Le cobalt doit cependant sa visibilité actuelle à son utilisation croissante dans les technologies bas carbone, également appelées technologies vertes (énergies renouvelables et batteries rechargeables) : il est présent notamment dans les aimants des turbines des éoliennes, mais aussi et surtout dans les cathodes des batteries lithium-ion et des batteries à hydrure métallique de nickel employées dans les véhicules électriques ou hybrides (Slack et al., 2017).
Où se trouve le cobalt ? qui le produit ? qui le consomme ? – Panorama
Une concentration de cobalt dans la Copperbelt
Les ressources terrestres de cobalt s’élèvent à 25 millions de tonnes (USGS, 2020). La plus grande partie de ces ressources est localisée dans la « Copper Belt », zone minière qui englobe notamment une partie de la province de Kantanga en République démocratique du Congo (RDC).
Les ressources restantes sont principalement distribuées entre l’Australie, Cuba, le Canada, la Russie et les États-Unis. 120 millions de tonnes supplémentaires de cobalt se trouveraient également au fond des océans Atlantique, Indien et Pacifique (USGS, 2020). Leur exploitation n’est toutefois pas encore d’actualité en raison de barrières technologiques, économiques et légales importantes.
En 2019, les réserves mondiales de cobalt sont estimées à 7 millions de tonnes et plus de 50 % d’entre elles sont concentrées en RDC. L’Australie (17,2 %), ainsi que Cuba (7,2 %), disposent également de réserves conséquentes (Graphique 1).
Le saviez-vous ? (Source : Ademe)
Les ressources rassemblent l’ensemble des gisements connus susceptibles de faire l’objet d’une exploitation au moment où les conditions techniques et économiques le permettraient. Il s’agit d’un périmètre aux caractéristiques essentiellement géologiques.
Les réserves correspondent à la part des ressources qui peut techniquement et surtout économiquement être exploitée, au moment même où elles sont déclarées, en fonction d’un certain nombre de paramètres (volume global du gisement, teneur en métaux recherchés, profondeur, nature géologique, éléments sociaux-environnementaux et prix des matières premières considérées). Ce concept couple données géologiques et données économiques.
La République démocratique du Congo, première productrice de cobalt
La production mondiale de cobalt progresse continuellement depuis le milieu des années 1990 pour culminer à 148 000 tonnes en 2018 et une production estimée à 143 000 tonnes pour l’année suivante (USGS) (Graphique 2).
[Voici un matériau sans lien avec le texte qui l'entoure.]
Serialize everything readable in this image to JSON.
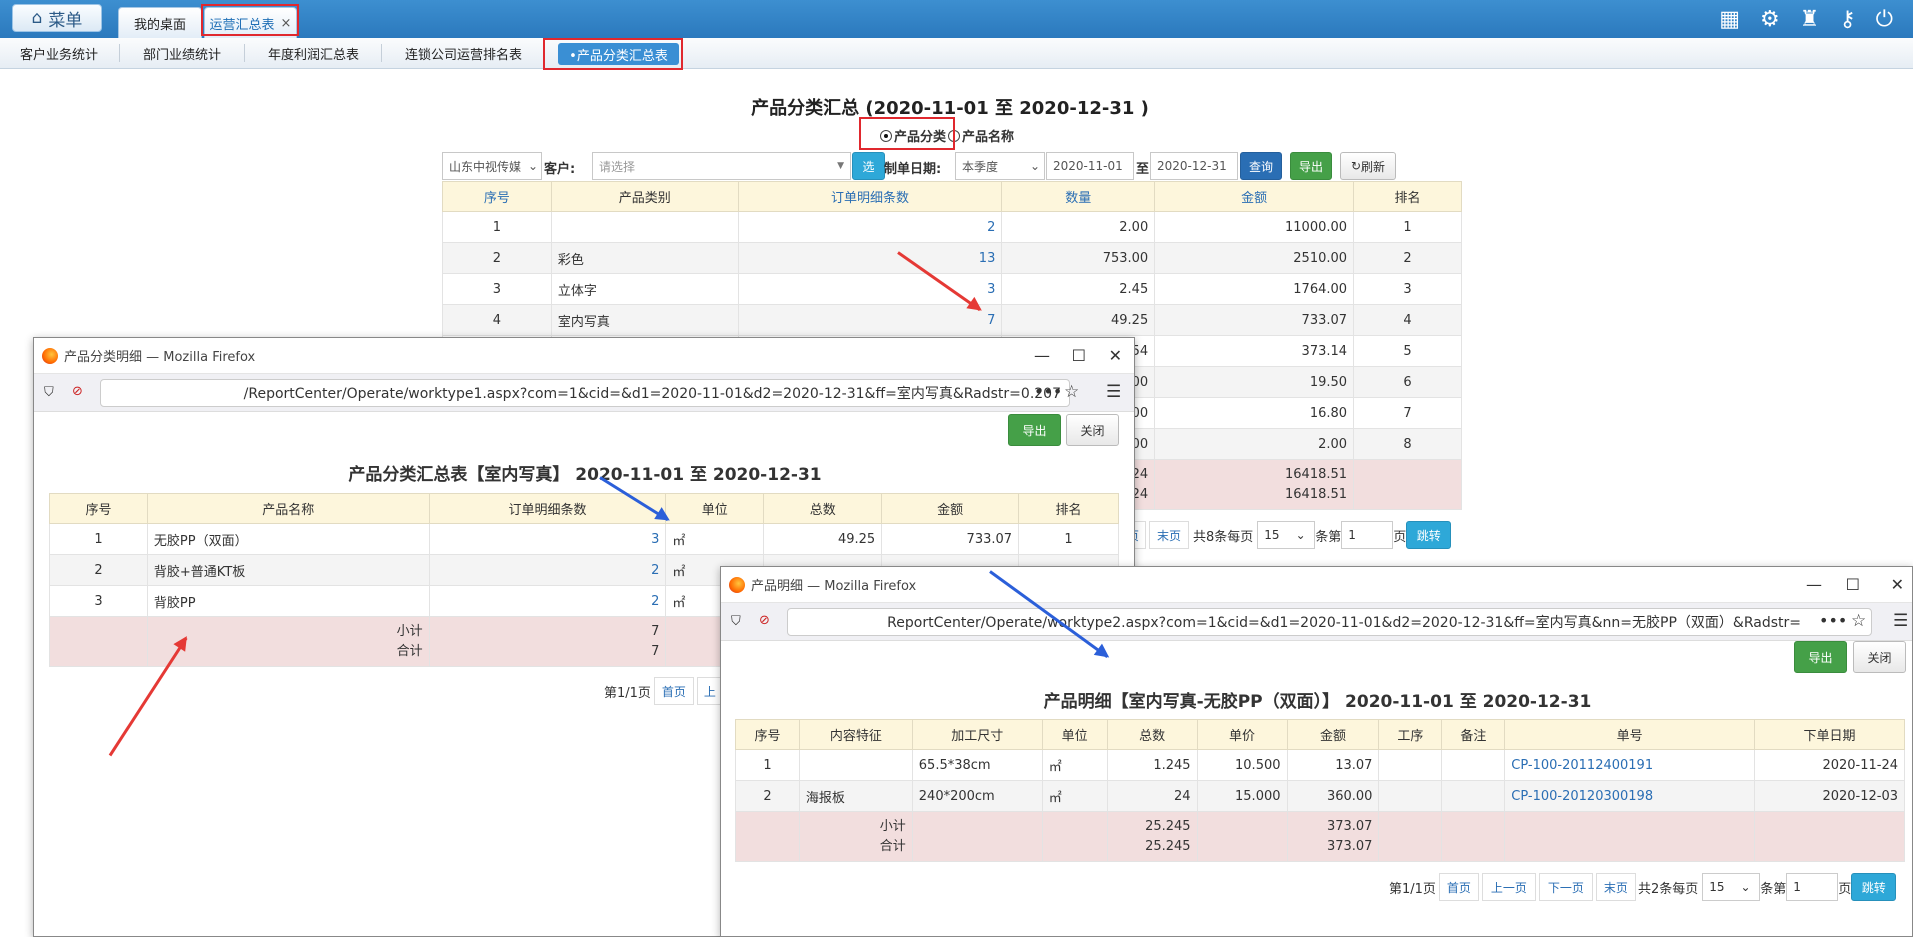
{
  "topbar": {
    "menu_label": "菜单",
    "tabs": [
      {
        "label": "我的桌面"
      },
      {
        "label": "运营汇总表",
        "close": "×"
      }
    ]
  },
  "subtabs": [
    "客户业务统计",
    "部门业绩统计",
    "年度利润汇总表",
    "连锁公司运营排名表",
    "•产品分类汇总表"
  ],
  "main": {
    "title": "产品分类汇总 (2020-11-01 至 2020-12-31 )",
    "radio1": "产品分类",
    "radio2": "产品名称",
    "company_select": "山东中视传媒",
    "customer_label": "客户:",
    "customer_placeholder": "请选择",
    "select_btn": "选",
    "date_label": "制单日期:",
    "period": "本季度",
    "date_from": "2020-11-01",
    "to_label": "至",
    "date_to": "2020-12-31",
    "query_btn": "查询",
    "export_btn": "导出",
    "refresh_btn": "刷新",
    "headers": [
      "序号",
      "产品类别",
      "订单明细条数",
      "数量",
      "金额",
      "排名"
    ],
    "rows": [
      [
        "1",
        "",
        "2",
        "2.00",
        "11000.00",
        "1"
      ],
      [
        "2",
        "彩色",
        "13",
        "753.00",
        "2510.00",
        "2"
      ],
      [
        "3",
        "立体字",
        "3",
        "2.45",
        "1764.00",
        "3"
      ],
      [
        "4",
        "室内写真",
        "7",
        "49.25",
        "733.07",
        "4"
      ],
      [
        "",
        "",
        "",
        ".54",
        "373.14",
        "5"
      ],
      [
        "",
        "",
        "",
        ".00",
        "19.50",
        "6"
      ],
      [
        "",
        "",
        "",
        ".00",
        "16.80",
        "7"
      ],
      [
        "",
        "",
        "",
        ".00",
        "2.00",
        "8"
      ]
    ],
    "sum_qty1": ".24",
    "sum_qty2": ".24",
    "sum_amt1": "16418.51",
    "sum_amt2": "16418.51",
    "pager": {
      "first_partial": "页",
      "last": "末页",
      "info": "共8条每页",
      "size": "15",
      "pre": "条第",
      "page": "1",
      "suf": "页",
      "jump": "跳转"
    }
  },
  "win1": {
    "title": "产品分类明细 — Mozilla Firefox",
    "url": "/ReportCenter/Operate/worktype1.aspx?com=1&cid=&d1=2020-11-01&d2=2020-12-31&ff=室内写真&Radstr=0.207",
    "export_btn": "导出",
    "close_btn": "关闭",
    "heading": "产品分类汇总表【室内写真】 2020-11-01 至 2020-12-31",
    "headers": [
      "序号",
      "产品名称",
      "订单明细条数",
      "单位",
      "总数",
      "金额",
      "排名"
    ],
    "rows": [
      [
        "1",
        "无胶PP（双面）",
        "3",
        "㎡",
        "49.25",
        "733.07",
        "1"
      ],
      [
        "2",
        "背胶+普通KT板",
        "2",
        "㎡",
        "",
        "",
        ""
      ],
      [
        "3",
        "背胶PP",
        "2",
        "㎡",
        "",
        "",
        ""
      ]
    ],
    "subtotal_label": "小计",
    "total_label": "合计",
    "subtotal": "7",
    "total": "7",
    "pager": {
      "info": "第1/1页",
      "first": "首页",
      "prev_partial": "上"
    }
  },
  "win2": {
    "title": "产品明细 — Mozilla Firefox",
    "url": "ReportCenter/Operate/worktype2.aspx?com=1&cid=&d1=2020-11-01&d2=2020-12-31&ff=室内写真&nn=无胶PP（双面）&Radstr=",
    "export_btn": "导出",
    "close_btn": "关闭",
    "heading": "产品明细【室内写真-无胶PP（双面）】 2020-11-01 至 2020-12-31",
    "headers": [
      "序号",
      "内容特征",
      "加工尺寸",
      "单位",
      "总数",
      "单价",
      "金额",
      "工序",
      "备注",
      "单号",
      "下单日期"
    ],
    "rows": [
      [
        "1",
        "",
        "65.5*38cm",
        "㎡",
        "1.245",
        "10.500",
        "13.07",
        "",
        "",
        "CP-100-20112400191",
        "2020-11-24"
      ],
      [
        "2",
        "海报板",
        "240*200cm",
        "㎡",
        "24",
        "15.000",
        "360.00",
        "",
        "",
        "CP-100-20120300198",
        "2020-12-03"
      ]
    ],
    "subtotal_label": "小计",
    "total_label": "合计",
    "sub_qty": "25.245",
    "tot_qty": "25.245",
    "sub_amt": "373.07",
    "tot_amt": "373.07",
    "pager": {
      "info": "第1/1页",
      "first": "首页",
      "prev": "上一页",
      "next": "下一页",
      "last": "末页",
      "count": "共2条每页",
      "size": "15",
      "pre": "条第",
      "page": "1",
      "suf": "页",
      "jump": "跳转"
    }
  },
  "colors": {
    "accent": "#2a6eb4",
    "highlight_red": "#e0282e",
    "arrow_blue": "#2b5fd9",
    "header_bg": "#fdf6dc",
    "sum_bg": "#f2dede"
  }
}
La production de cobalt reflète l’inégale répartition des ressources terrestres. En 2019, près de 70 % de la production minière provient de RDC alors que ce pays ne pesait que pour 21 % des extractions mondiales en 2000. Parmi les plus importants producteurs viennent ensuite la Russie avec 6 100 tonnes soit 4,3 % de la production mondiale et l’Australie avec 5 100 tonnes pesant pour 3,6 % du total. La part de chacun des autres « gros » pays producteurs – Philippines, Cuba, Madagascar, Canada, Maroc, Chine et Nouvelle Calédonie – n’excède pas les 3,2 %. Les activités extractives sont donc géographiquement très concentrées (Graphique 3).
Il en est de même pour le raffinage qui est contrôlé à 50 % par la Chine (Gulley et al., 2019), contre 3 % en 2000, le reste s’effectuant principalement en Finlande, en Belgique et au Canada.
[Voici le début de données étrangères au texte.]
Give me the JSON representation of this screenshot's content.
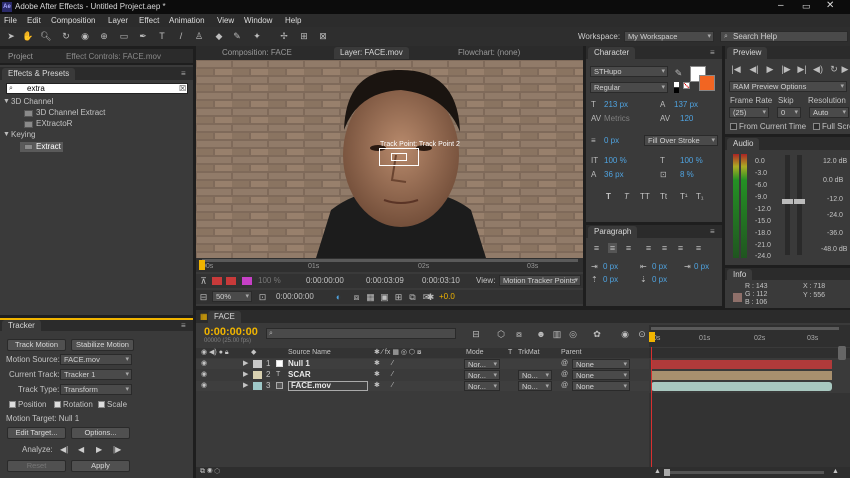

La Chine, première consommatrice de cobalt
La Chine, le Japon et les États-Unis sont les principaux consommateurs de cobalt au monde. En 2019, la Chine est sur la première marche du podium et 80 % du cobalt qui y est consommé l’est pour la fabrication de batteries (USGS).
Quels risques pèsent sur le cobalt ?
Une criticité géologique élevée
Afin d'évaluer la disponibilité du cobalt jusqu'en 2050, le modèle TIAM-IFPEN a été utilisé. Deux scénarios climatiques (2D (2° C) et 4D (4° C)) ont été considérés, avec pour chacun deux scénarios de mobilité différents : une mobilité Business As Usual (BAU) - on suppose une augmentation continue du taux de propriété et une dépendance équivalente à celle observée aujourd’hui à l'égard de la voiture – et une mobilité durable – des politiques fiscales et réglementaires plus fortes avec une priorité donnée aux modes de mobilité durables tels que les transports publics et non motorisés.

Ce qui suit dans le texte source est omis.